We give a deterministic algorithm that, given a composite number $N$ and a target order $D \ge N^{1/6}$, runs in time $D^{1/2+o(1)}$ and finds either an element $a \in \mathbb{Z}_N^*$ of multiplicative order at least $D$, or a nontrivial factor of $N$. Our algorithm improves upon an algorithm of Hittmeir (arXiv:1608.08766), who designed a similar algorithm under the stronger assumption $D \ge N^{2/5}$. Hittmeir's algorithm played a crucial role in the recent breakthrough deterministic integer factorization algorithms of Hittmeir and Harvey (arXiv:2006.16729, arXiv:2010.05450, arXiv:2105.11105). When $N$ is assumed to have an $r$-power divisor with $r\ge 2$, our algorithm provides the same guarantees assuming $D \ge N^{1/6r}$.

翻译：我们提出一种确定性算法，给定合数$N$与目标阶数$D \ge N^{1/6}$，该算法在$D^{1/2+o(1)}$时间内运行，并找到乘法阶至少为$D$的元素$a \in \mathbb{Z}_N^*$，或$N$的一个非平凡因子。
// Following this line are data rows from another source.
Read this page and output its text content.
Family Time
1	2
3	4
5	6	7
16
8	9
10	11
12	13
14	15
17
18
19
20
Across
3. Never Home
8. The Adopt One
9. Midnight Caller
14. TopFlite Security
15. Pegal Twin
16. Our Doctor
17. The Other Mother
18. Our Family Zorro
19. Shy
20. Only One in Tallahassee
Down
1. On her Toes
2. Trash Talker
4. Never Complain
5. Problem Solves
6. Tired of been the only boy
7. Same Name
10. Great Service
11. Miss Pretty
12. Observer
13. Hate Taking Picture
我们的算法改进了Hittmeir（arXiv:1608.08766）的算法，后者在更强的假设$D \ge N^{2/5}$下设计了类似算法。Hittmeir的算法在近期Hittmeir与Harvey（arXiv:2006.16729、arXiv:2010.05450、arXiv:2105.11105）突破性的确定性整数分解算法中发挥了关键作用。当假设$N$具有$r$次幂因子且$r\ge 2$时，我们的算法在假设$D \ge N^{1/6r}$的条件下提供相同的保证。